The US Department of Justice just signed off on the biggest telecommunications deal in many years. This was the last real hurdle in the $26 billion merger of Sprint into T-Mobile.
The carriers had to agree to sell off some assets to win this approval. Still, every iPhone owner who’s a Sprint customer will soon be hearing from T-Mobile.
Merger is all about 5G
T-Mobile and Sprint convinced the DoJ that this deal was necessary for them to build a 5G network that can compete with the one’s being created by Verizon and AT&T. “The settlement will facilitate the expeditious deployment of multiple high-quality 5G networks for the benefit of American consumers and entrepreneurs,” the Justice Department said in a statement.
The Chairman of the Federal Communications Commission signed off on the merger already.
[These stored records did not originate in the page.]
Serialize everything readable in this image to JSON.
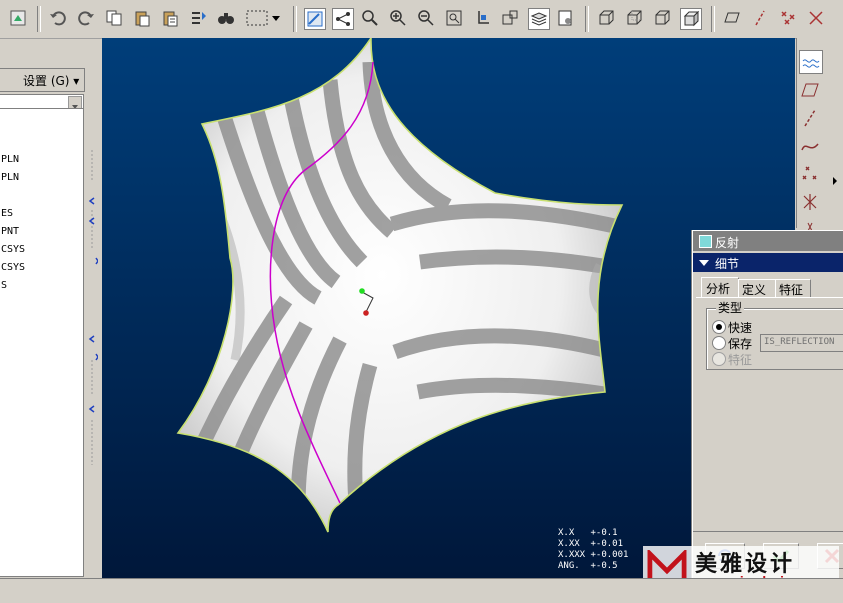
{
  "settings_label": "设置 (G) ▾",
  "model_tree": [
    "PLN",
    "PLN",
    "ES",
    "PNT",
    "CSYS",
    "CSYS",
    "S"
  ],
  "dialog": {
    "title": "反射",
    "section": "细节",
    "tabs": [
      "分析",
      "定义",
      "特征"
    ],
    "group": "类型",
    "options": [
      "快速",
      "保存",
      "特征"
    ],
    "name_value": "IS_REFLECTION"
  },
  "tolerance": [
    "X.X   +-0.1",
    "X.XX  +-0.01",
    "X.XXX +-0.001",
    "ANG.  +-0.5"
  ],
  "watermark": {
    "brand": "美雅设计",
    "url": "www.meiyadesign.com"
  }
}
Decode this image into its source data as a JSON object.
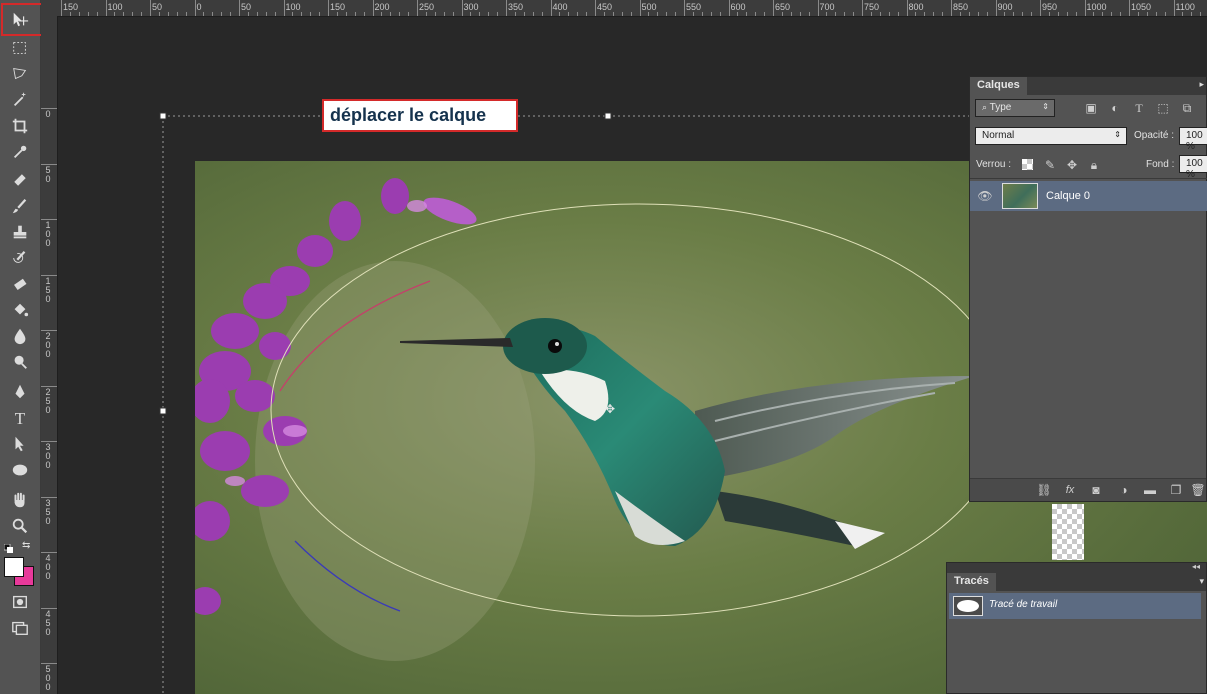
{
  "rulers": {
    "horizontal": [
      "150",
      "100",
      "50",
      "0",
      "50",
      "100",
      "150",
      "200",
      "250",
      "300",
      "350",
      "400",
      "450",
      "500",
      "550",
      "600",
      "650",
      "700",
      "750",
      "800",
      "850",
      "900",
      "950",
      "1000",
      "1050",
      "1100"
    ],
    "vertical": [
      "0",
      "5\n0",
      "1\n0\n0",
      "1\n5\n0",
      "2\n0\n0",
      "2\n5\n0",
      "3\n0\n0",
      "3\n5\n0",
      "4\n0\n0",
      "4\n5\n0",
      "5\n0\n0",
      "5\n5\n0"
    ]
  },
  "tooltip": {
    "text": "déplacer le calque"
  },
  "layers_panel": {
    "tab": "Calques",
    "filter_kind": "Type",
    "blend_mode": "Normal",
    "opacity_label": "Opacité :",
    "opacity_value": "100 %",
    "lock_label": "Verrou :",
    "fill_label": "Fond :",
    "fill_value": "100 %",
    "layers": [
      {
        "name": "Calque 0",
        "visible": true
      }
    ]
  },
  "paths_panel": {
    "tab": "Tracés",
    "paths": [
      {
        "name": "Tracé de travail"
      }
    ]
  },
  "colors": {
    "foreground": "#ffffff",
    "background": "#e8399a",
    "accent": "#d42a2a"
  }
}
The rest of the Commissioners are expected to approve his decision.
The combination will be called New T-Mobile, and will be headed by John Legere, T-Mobile’s current CEO. It will have a customer base nearly the size of AT&T’s, but not as large as Verizon’s.
“Our goal was to ensure that the DOJ’s concerns were addressed while enabling us to deliver on every aspect of the synergies we promised to unlock… and we did it,” said Legere. “We cannot wait to get to work bringing this pro-consumer, pro-competition New T-Mobile 5G network to U.S. customers from coast to coast!”
Dish Network becomes the fourth-largest US carrier
The DoJ required a “substantial divestiture package” to agree to this deal. Most notably, Sprint’s prepaid business is being sold to Dish Network. That includes Boost Mobile, Virgin Mobile and Sprint prepaid.
Dish is also acquiring “certain spectrum assets,” and “20,000 cell sites and hundreds of retail locations.” Plus, Dish will get “robust access” to T-Mobile’s network for seven years.
Clearly, Dish intends to become a force in the pre-paid phone market. Thanks to this deal, it’s becoming the fourth-largest wireless US carrier.
The proposed agreement still needs approval by a federal district court, but with both carriers, the DoJ and the Attorneys General for five states all agreeing, this is very nearly pro forma.